World Hepatitis Day

World Hepatitis Day, observed on July 28 every year, aims to raise global awareness of hepatitis. A group of infectious diseases known as Hepatitis A, B, C, D, and E and encourage prevention, diagnosis and treatment. Hepatitis affects hundreds of millions of people worldwide, causing acute and chronic disease and killing close to 1.4 million people every year.

World Hepatitis Day

World Hepatitis Day is one of eight official global public health campaigns marked by the World Health Organization (WHO), along with World Health Day, World Blood Donor Day, World Immunization Week, World Tuberculosis Day, World No Tobacco Day, World Malaria Day and World AIDS Day.

Hepatitis B is spread when blood or other body fluids from an infected person enters the body of another person. A pregnant woman who has hepatitis B can pass the virus to her infant at birth without timely intervention. In fact, 90% of infected infants develop a lifelong infection, and an estimated one-fourth of them will die prematurely. To address this public health concern, all pregnant women in the United States and many other countries are now routinely screened for hepatitis B. If a pregnant woman has hepatitis B, health care providers take extra effort to make sure her newborn gets timely vaccination to prevent this deadly disease. Completing the vaccine series can prevent transmission of the virus in over 90% of infants born to infected women. To protect every infant from potential infection, CDC recommends all babies get the first shot in the hepatitis B vaccine series before leaving the hospital, and completing the vaccine series as recommended.

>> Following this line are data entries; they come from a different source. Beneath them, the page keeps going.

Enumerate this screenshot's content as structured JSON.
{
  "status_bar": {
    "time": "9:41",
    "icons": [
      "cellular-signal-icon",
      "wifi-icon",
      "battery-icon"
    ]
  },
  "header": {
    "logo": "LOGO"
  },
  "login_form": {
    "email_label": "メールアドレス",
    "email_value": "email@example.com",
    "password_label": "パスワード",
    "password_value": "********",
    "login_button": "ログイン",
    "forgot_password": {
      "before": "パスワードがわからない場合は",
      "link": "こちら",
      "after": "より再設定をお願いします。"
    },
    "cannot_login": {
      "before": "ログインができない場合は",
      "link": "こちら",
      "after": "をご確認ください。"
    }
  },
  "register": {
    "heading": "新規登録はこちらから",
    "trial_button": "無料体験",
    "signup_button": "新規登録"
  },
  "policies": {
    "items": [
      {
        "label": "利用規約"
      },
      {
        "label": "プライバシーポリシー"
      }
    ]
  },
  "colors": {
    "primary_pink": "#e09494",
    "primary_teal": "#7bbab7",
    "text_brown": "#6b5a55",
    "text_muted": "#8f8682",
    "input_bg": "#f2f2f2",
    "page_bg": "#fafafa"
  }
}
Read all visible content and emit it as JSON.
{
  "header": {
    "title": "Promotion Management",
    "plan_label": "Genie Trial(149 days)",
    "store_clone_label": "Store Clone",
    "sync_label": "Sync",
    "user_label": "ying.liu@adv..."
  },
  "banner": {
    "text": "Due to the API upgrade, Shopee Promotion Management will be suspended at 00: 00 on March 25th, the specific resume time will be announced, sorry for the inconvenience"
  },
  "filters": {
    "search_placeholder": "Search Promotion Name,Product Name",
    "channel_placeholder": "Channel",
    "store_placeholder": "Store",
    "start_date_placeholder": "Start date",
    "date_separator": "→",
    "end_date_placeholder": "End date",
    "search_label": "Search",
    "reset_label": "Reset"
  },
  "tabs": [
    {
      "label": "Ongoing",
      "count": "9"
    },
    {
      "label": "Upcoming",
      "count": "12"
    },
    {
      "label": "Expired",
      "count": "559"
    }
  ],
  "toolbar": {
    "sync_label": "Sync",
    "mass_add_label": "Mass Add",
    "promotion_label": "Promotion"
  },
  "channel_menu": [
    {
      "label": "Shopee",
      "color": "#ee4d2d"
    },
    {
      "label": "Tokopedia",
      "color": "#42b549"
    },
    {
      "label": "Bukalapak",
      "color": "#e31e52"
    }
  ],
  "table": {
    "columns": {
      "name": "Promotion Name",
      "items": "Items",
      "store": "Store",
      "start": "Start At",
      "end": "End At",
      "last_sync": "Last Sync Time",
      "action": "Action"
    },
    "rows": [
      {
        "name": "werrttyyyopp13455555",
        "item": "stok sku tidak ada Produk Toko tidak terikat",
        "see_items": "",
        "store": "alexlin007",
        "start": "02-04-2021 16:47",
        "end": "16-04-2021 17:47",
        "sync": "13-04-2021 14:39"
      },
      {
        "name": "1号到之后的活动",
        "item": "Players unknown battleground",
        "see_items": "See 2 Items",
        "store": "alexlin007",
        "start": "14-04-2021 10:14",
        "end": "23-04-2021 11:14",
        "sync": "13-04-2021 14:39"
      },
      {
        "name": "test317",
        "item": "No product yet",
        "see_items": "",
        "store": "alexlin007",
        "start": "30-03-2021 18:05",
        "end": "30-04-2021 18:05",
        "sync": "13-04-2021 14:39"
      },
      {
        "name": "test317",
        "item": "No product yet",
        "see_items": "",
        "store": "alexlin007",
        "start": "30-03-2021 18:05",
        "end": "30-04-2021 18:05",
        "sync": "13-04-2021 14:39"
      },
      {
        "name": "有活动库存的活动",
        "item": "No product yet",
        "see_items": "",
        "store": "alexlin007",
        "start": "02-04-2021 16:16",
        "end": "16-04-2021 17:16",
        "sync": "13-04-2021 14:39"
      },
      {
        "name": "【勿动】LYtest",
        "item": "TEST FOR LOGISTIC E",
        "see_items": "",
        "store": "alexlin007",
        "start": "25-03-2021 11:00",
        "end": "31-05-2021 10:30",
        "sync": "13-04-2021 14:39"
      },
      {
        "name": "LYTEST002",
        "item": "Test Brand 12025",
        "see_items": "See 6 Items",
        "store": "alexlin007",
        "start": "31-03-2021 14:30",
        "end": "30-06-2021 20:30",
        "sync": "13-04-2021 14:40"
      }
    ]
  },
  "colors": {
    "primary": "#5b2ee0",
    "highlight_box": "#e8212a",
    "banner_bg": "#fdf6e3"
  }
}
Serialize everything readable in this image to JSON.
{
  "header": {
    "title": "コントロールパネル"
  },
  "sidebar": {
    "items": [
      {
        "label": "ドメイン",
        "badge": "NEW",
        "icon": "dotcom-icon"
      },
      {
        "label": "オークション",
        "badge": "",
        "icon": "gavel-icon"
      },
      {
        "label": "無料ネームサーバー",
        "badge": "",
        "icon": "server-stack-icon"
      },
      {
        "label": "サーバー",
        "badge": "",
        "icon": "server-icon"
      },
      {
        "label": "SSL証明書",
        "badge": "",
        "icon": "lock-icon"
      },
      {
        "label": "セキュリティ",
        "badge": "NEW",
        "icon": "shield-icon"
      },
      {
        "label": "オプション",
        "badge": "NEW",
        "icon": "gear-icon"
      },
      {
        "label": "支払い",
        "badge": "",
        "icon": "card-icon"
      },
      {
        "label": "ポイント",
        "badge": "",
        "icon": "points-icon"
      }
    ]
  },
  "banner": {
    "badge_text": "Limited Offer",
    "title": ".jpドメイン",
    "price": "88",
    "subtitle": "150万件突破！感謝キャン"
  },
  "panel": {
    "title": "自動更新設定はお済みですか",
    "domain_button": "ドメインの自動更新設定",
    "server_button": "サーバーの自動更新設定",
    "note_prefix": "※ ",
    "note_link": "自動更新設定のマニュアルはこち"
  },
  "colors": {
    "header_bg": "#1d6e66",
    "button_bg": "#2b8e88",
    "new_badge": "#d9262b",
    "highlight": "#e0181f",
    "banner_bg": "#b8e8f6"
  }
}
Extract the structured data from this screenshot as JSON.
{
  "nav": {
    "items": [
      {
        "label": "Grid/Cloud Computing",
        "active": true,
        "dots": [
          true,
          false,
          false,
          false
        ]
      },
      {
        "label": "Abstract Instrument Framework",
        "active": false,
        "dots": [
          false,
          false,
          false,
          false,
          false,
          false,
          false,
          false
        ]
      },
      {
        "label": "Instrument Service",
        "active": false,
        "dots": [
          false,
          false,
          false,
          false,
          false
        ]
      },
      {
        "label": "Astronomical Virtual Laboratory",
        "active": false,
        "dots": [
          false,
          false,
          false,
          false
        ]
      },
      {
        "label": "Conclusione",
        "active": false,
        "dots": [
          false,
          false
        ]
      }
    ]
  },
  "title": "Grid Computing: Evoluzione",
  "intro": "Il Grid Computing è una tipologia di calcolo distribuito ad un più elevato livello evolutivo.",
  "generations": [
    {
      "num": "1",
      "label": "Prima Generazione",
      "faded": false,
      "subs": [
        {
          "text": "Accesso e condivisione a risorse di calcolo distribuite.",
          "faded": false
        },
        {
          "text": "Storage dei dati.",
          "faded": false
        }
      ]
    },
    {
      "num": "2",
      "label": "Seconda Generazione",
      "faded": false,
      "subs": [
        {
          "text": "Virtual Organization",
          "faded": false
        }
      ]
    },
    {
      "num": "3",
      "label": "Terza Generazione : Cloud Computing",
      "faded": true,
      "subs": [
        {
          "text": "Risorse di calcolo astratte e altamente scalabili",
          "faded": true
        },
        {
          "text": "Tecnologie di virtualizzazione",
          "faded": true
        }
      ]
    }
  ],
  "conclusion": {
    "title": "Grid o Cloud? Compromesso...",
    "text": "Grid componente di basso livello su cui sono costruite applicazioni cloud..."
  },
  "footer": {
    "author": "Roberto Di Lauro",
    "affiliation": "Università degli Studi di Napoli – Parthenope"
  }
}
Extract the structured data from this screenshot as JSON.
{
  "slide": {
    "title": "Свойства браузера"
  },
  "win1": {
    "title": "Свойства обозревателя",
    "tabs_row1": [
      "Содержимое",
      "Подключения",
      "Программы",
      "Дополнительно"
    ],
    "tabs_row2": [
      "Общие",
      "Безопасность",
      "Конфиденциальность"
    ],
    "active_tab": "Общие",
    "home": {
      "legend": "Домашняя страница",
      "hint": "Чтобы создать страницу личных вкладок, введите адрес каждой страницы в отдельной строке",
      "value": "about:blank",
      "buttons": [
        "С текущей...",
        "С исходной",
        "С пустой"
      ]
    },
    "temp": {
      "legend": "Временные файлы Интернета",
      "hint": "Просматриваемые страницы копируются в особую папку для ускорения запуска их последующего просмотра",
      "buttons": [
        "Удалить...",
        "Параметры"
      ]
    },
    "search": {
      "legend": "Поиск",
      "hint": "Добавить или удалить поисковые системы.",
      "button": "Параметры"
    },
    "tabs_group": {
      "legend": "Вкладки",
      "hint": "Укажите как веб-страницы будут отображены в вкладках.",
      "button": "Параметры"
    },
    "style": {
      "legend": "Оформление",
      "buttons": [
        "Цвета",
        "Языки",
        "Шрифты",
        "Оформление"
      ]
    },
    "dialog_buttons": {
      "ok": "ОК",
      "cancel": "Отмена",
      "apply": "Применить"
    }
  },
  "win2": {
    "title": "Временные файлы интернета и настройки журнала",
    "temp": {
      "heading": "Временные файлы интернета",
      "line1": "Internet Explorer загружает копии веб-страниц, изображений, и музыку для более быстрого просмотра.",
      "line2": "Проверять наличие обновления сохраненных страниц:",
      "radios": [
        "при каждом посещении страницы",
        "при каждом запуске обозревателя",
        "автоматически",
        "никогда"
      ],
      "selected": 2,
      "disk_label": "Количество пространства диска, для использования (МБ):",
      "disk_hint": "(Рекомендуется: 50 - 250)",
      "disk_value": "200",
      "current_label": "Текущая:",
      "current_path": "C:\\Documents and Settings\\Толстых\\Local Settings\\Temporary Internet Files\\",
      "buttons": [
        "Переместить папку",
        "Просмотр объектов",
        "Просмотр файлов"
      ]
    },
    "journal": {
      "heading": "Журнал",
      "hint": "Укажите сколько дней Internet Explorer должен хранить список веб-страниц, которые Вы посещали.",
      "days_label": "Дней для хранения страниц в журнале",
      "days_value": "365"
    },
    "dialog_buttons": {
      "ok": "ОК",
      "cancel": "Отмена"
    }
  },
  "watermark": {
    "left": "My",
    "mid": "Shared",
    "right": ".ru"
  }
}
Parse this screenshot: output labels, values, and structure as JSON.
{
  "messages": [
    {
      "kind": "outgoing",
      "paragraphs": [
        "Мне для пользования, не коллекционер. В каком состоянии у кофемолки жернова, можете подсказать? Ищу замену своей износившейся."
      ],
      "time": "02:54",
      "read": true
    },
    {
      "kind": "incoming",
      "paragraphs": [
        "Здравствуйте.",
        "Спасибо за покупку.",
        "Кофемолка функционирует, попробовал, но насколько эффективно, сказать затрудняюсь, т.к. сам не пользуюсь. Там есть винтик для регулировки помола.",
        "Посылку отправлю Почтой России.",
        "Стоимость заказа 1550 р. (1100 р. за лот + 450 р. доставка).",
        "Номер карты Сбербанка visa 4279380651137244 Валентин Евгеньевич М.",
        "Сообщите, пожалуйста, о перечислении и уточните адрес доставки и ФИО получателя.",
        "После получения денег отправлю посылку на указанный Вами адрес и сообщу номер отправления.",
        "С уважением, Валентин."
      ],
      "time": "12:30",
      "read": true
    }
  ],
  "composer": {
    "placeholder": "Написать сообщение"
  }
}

Approximately 500 million people worldwide are living with either hepatitis B or hepatitis C. If left untreated and unmanaged, hepatitis B or C can lead to advanced liver scarring (cirrhosis) and other complications, including liver cancer or liver failure. While many people worry more about contracting AIDS than hepatitis, the reality is that every year 1.5 million people worldwide die from either hepatitis B or C faster than they would from HIV/AIDS.

Hepatitis groups, patients and advocates worldwide take part in events on 28 July to mark the occasion. Notably in 2012, a Guinness World Record was created when 12,588 people from 20 countries did the Three Wise Monkeys actions on World Hepatitis Day to signify the willful ignorance of the disease.

With better awareness and understanding of how we can prevent hepatitis we can eliminate this disease and save 4,000 lives a day. The inaugural International Hepatitis C Awareness day, coordinated by various European and Middle Eastern Patient Groups, took place on October 1, 2004, However many patient groups continued to mark ‘hepatitis day’ on disparate dates. For this reason in 2008, the World Hepatitis Alliance in collaboration with patient groups declared May 19 the first global World Hepatitis Day.

Following the adoption of a resolution during the 63rd World Health Assembly in May 2010, World Hepatitis Day was given global endorsement as the primary focus for national and international awareness-raising efforts and the date was changed to July 28 (in honour of Nobel Laureate Baruch Samuel Blumberg, discoverer of the hepatitis B virus, who celebrates his birthday on that date). The resolution resolves that “28 July shall be designated as World Hepatitis Day in order to provide an opportunity for education and greater understanding of viral hepatitis as a global public health problem, and to stimulate the strengthening of preventive and control measures of this disease in Member States.”

World Hepatitis Day is now recognized in over 100 countries each year through events such as free screenings, poster campaigns, demonstrations, concerts, talk shows, flash mobs and vaccination drives, amongst many others. Each year a report is published by the WHO and the World Hepatitis Alliance detailing all the events across the world.

World Hepatitis Day provides an opportunity to focus on actions such as:

  • Raising awareness of the different forms of hepatitis and how they are transmitted;
  • Strengthening prevention, screening and control of viral hepatitis and its related diseases;
  • Increasing hepatitis B vaccine coverage and integration into national immunization programmes; and
  • Coordinating a global response to hepatitis.

The World Hepatitis Alliance provides global leadership and supports action that will halt the viral hepatitis death toll and improve lives. Through advocacy and policy work, building capacity among our members and raising global awareness, we aim to give viral hepatitis the priority it deserves.